Trump Wants to Impose a State-Sanctioned Echo Chamber on America

Trump Wants to Impose a State-Sanctioned Echo Chamber on America

From the Alien and Sedition Acts of 1798 to McCarthy-era Hollywood blacklists, American history is marked by a cycle of recurring attempts to police dissent and control narratives that may even potentially threaten state interests. Since taking office, the Trump administration has continued this cycle by repeatedly delegitimizing the press and mounting a sustained campaign against socially enforced norms that protect the circulation of dissenting ideas, namely those that expose state wrongdoing. By way of regulatory pressure on institutions including digital platforms and universities, the Trump administration has revealed a pattern of widespread interventions that have produced a chilling effect impacting journalists, academics, whistleblowers, and ordinary citizens. The U.S. government’s most recent approach to speech has marked a particularly acute episode in an ongoing battle over the conditions of open expression in the United States and the future of free speech.

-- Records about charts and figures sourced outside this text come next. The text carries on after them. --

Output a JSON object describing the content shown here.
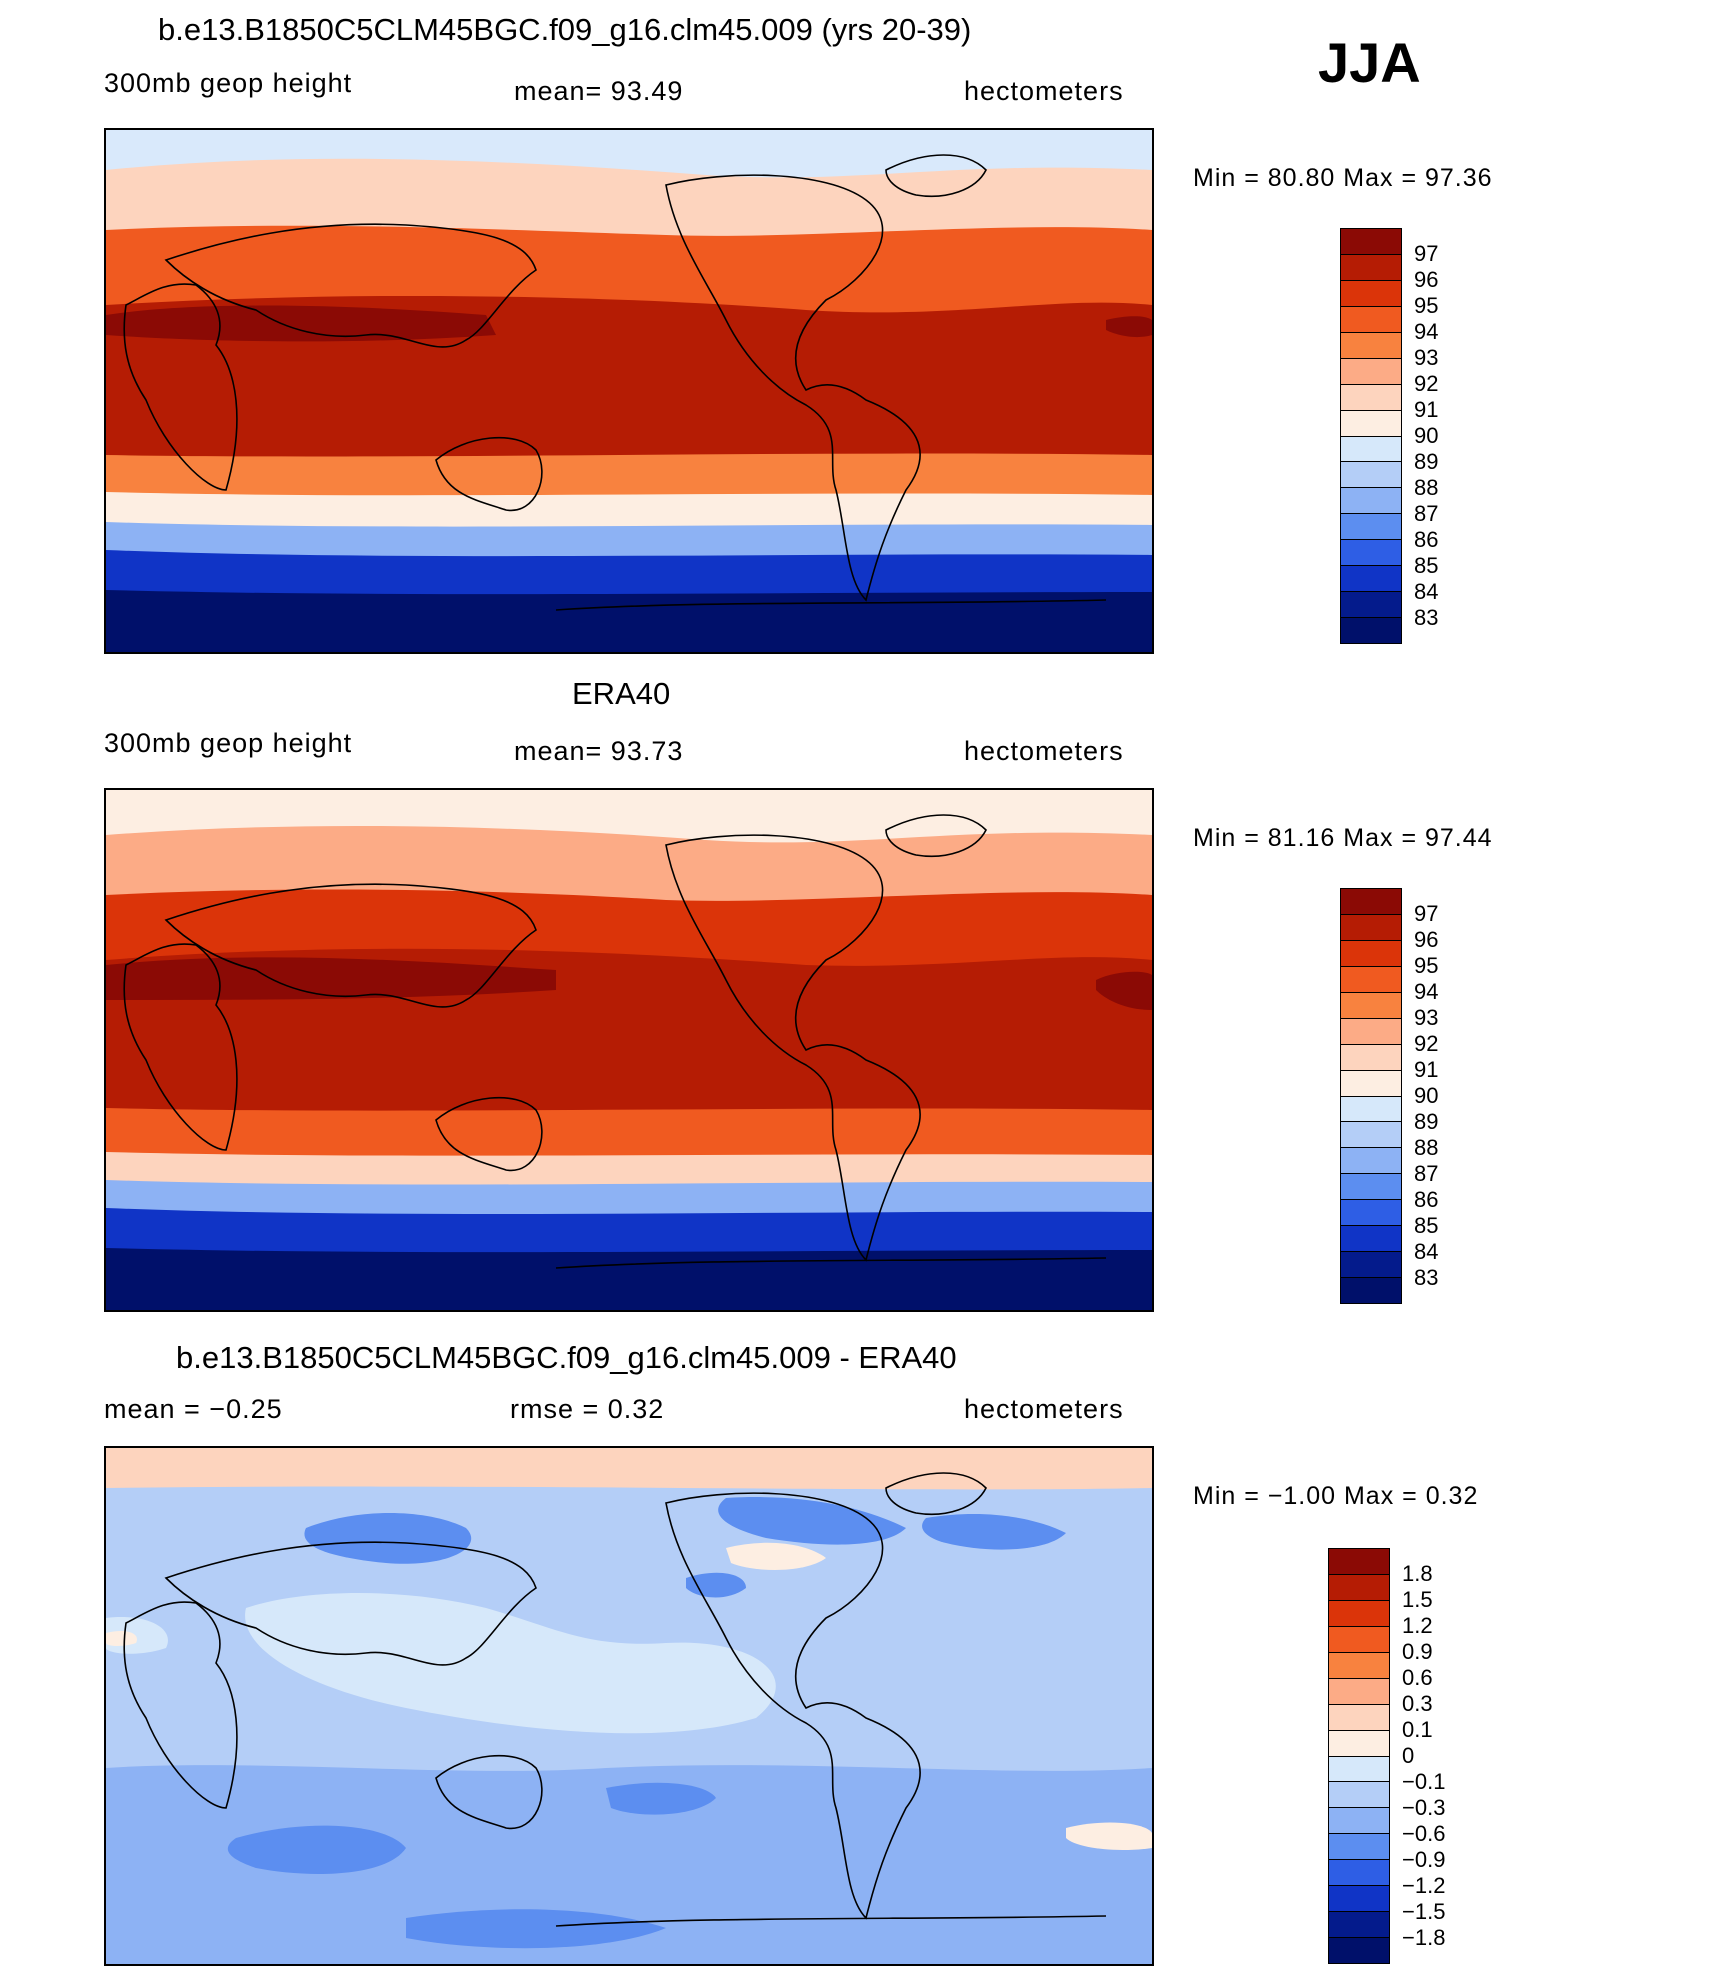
{
  "season": "JJA",
  "panels": [
    {
      "title": "b.e13.B1850C5CLM45BGC.f09_g16.clm45.009 (yrs 20-39)",
      "left_label": "300mb geop height",
      "center_label": "mean=  93.49",
      "right_label": "hectometers",
      "minmax": "Min =   80.80 Max =   97.36",
      "colorbar_labels": [
        "97",
        "96",
        "95",
        "94",
        "93",
        "92",
        "91",
        "90",
        "89",
        "88",
        "87",
        "86",
        "85",
        "84",
        "83"
      ],
      "colorbar_colors": [
        "#8b0a05",
        "#b51c04",
        "#db3409",
        "#f05a20",
        "#f8823f",
        "#fcab86",
        "#fdd4be",
        "#fdeee2",
        "#d6e8fa",
        "#b4cef7",
        "#8db2f4",
        "#5c8ef0",
        "#2e5ee5",
        "#1034c6",
        "#041b8c",
        "#00106a"
      ],
      "map_colors": {
        "arctic": "#d9e9fb",
        "north_mid": "#fdd4be",
        "north": "#f05a20",
        "jet": "#8b0a05",
        "tropics": "#b51c04",
        "south": "#f8823f",
        "south_pale": "#fdeee2",
        "south_blue": "#8db2f4",
        "south_deep": "#1034c6",
        "antarctic": "#00106a"
      }
    },
    {
      "title": "ERA40",
      "left_label": "300mb geop height",
      "center_label": "mean=  93.73",
      "right_label": "hectometers",
      "minmax": "Min =   81.16 Max =   97.44",
      "colorbar_labels": [
        "97",
        "96",
        "95",
        "94",
        "93",
        "92",
        "91",
        "90",
        "89",
        "88",
        "87",
        "86",
        "85",
        "84",
        "83"
      ],
      "colorbar_colors": [
        "#8b0a05",
        "#b51c04",
        "#db3409",
        "#f05a20",
        "#f8823f",
        "#fcab86",
        "#fdd4be",
        "#fdeee2",
        "#d6e8fa",
        "#b4cef7",
        "#8db2f4",
        "#5c8ef0",
        "#2e5ee5",
        "#1034c6",
        "#041b8c",
        "#00106a"
      ],
      "map_colors": {
        "arctic": "#fdeee2",
        "north_mid": "#fcab86",
        "north": "#db3409",
        "jet": "#8b0a05",
        "tropics": "#b51c04",
        "south": "#f05a20",
        "south_pale": "#fdd4be",
        "south_blue": "#8db2f4",
        "south_deep": "#1034c6",
        "antarctic": "#00106a"
      }
    },
    {
      "title": "b.e13.B1850C5CLM45BGC.f09_g16.clm45.009 - ERA40",
      "left_label": "mean =   −0.25",
      "center_label": "rmse =    0.32",
      "right_label": "hectometers",
      "minmax": "Min =  −1.00 Max =    0.32",
      "colorbar_labels": [
        "1.8",
        "1.5",
        "1.2",
        "0.9",
        "0.6",
        "0.3",
        "0.1",
        "0",
        "−0.1",
        "−0.3",
        "−0.6",
        "−0.9",
        "−1.2",
        "−1.5",
        "−1.8"
      ],
      "colorbar_colors": [
        "#8b0a05",
        "#b51c04",
        "#db3409",
        "#f05a20",
        "#f8823f",
        "#fcab86",
        "#fdd4be",
        "#fdeee2",
        "#d6e8fa",
        "#b4cef7",
        "#8db2f4",
        "#5c8ef0",
        "#2e5ee5",
        "#1034c6",
        "#041b8c",
        "#00106a"
      ],
      "map_colors": {
        "top": "#fdd4be",
        "base": "#b4cef7",
        "pale": "#d6e8fa",
        "mid": "#8db2f4",
        "dark": "#5c8ef0",
        "warm": "#fdeee2"
      }
    }
  ]
}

Trump’s popular denunciation of the press as “fake news,” which became a part of the meme lexicon, became part of his administration’s open attacks targeting journalists. The Department of Justice’s pursuit of whistleblowers intensified the national security state’s war on transparency. His administration’s interventions in universities and threats against social media platforms represented attempts to reshape the ecosystem of online speech. Even the most arguably limp handed late night comedy programs, a space which has historically been a space for political satire and cultural critique, has become a target of reactionary conservative cancel culture. Trump has repeatedly lashed out at comedians like Jimmy Kimmel, Stephen Colbert, and others, complaining in part that their criticism was part of a wider campaign of anti-Trump propaganda, while simultaneously suggesting that regulators such as the Federal Communications Commission (FCC) should investigate them.

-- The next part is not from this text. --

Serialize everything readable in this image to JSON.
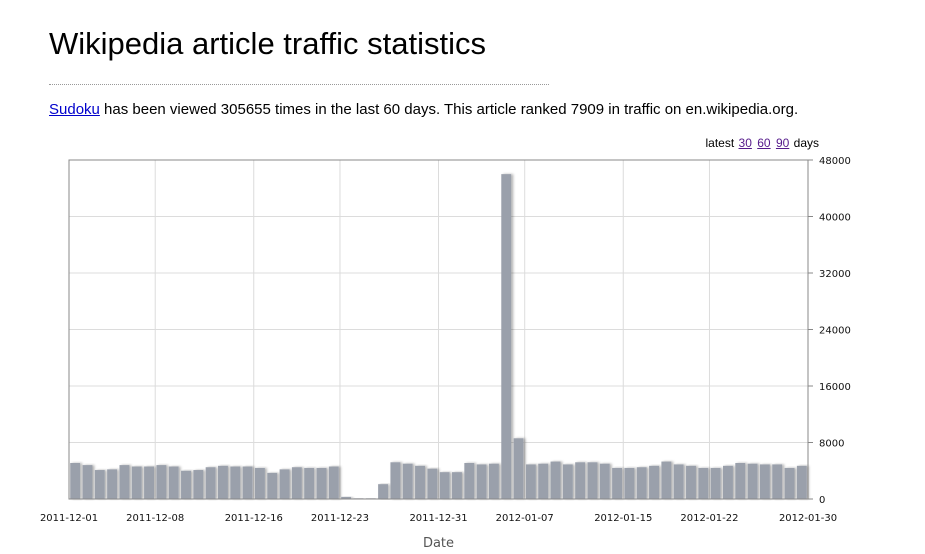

This all recently came to a head after Kimmel suggested that conservative supporters were exploiting the killing of Turning Point USA founder and right-wing activist Charlie Kirk. Major affiliate owners of Jimmy Kimmel Live! pulled the program from their networks, citing the remarks as being offensive, and demanding he not only apologize but make a direct donation to the Kirk family fundraiser. The suspension of Kimmel’s program came after direct pressure from FCC Chair and Trump appointee Brendan Carr, who warned broadcasters on conservative podcasts that the FCC could revoke licenses or initiate other kinds of regulatory action if networks failed to discipline Kimmel, and after intense backlash from their customers and actors, Disney announced they were putting Kimmel back on the air. Although federal law prohibits the FCC from revoking a broadcaster’s license for critical coverage or speech disapproved of by the government, Trump has explicitly stated that bad publicity from broadcasters warrants investigation, recently stating in part that it’s “something that should be talked about for licensing…[because] All they do is hit Trump.”

The targeting of Jimmy Kimmel isn’t an anomaly, but part of a long-standing genealogy of state efforts to discipline even the most ineffectual voices in American political culture. What arguably distinguishes Trump’s years in office from previous iterations of speech suppression isn’t the novelty of this repression, but the brazen manner with which executive power is being deployed to collapse the distinction between criticism of policy and attacks on the legitimacy of the state itself. Trump fusing personal grievances with the machinery of governance reveals that his administration has blurred the lines between public office and his own personal vendetta. What the administration’s actions clearly show is that there is a convergence between surveillance and regulatory pressure aimed directly at constructing boundaries around permissible speech.

On top of this recent escalation forcing many people to begrudgingly defend the likes of Kimmel, it’s also forced many liberals to confront the failure of their “they go low, we go high” posture, but whether or not this will lead them towards a more radical approach to encroachments on their right to free speech remains to be seen. This strategy, which is deeply rooted in rhetorical restraint, presupposes that democratic norms are able to withstand authoritarian pressure. Yet the systemic weaponization of regulatory agencies like the FCC, and the open harassment of critics even mildly opposed to people like Charlie Kirk, reveals that liberal appeals to civility offer no defense when the state itself is mobilized against you. 

The paradox of the current moment is that even figures like Kimmel who are—let’s face it—the soft and nonthreatening edge of liberal satire, may become flashpoints in a broader struggle over the boundaries of political speech and the right to be viscerally critical of and even openly despise your opposition, something conservatives seemingly want to impose a monopoly over. This is far from being about late night comedy, but about the principle that even the most banal or seemingly inconsequential expressions of dissent are being targeted as the state continues to creep towards fusing legislative discipline with grievance politics. These attacks cut into our ability to voice antagonism, ridicule public authority figures, and even hate those in power as a form of protected expression, leaving us trapped inside a state-sanctioned echo chamber. From the perspective of democratic theory, the battle over speech in the Trump era should be understood as an attempt to restrict and police certain discourse through legal intimidation and public coercion, rendering visible a deeper structural erosion of free expression, whatever form it may take and however distasteful it may be.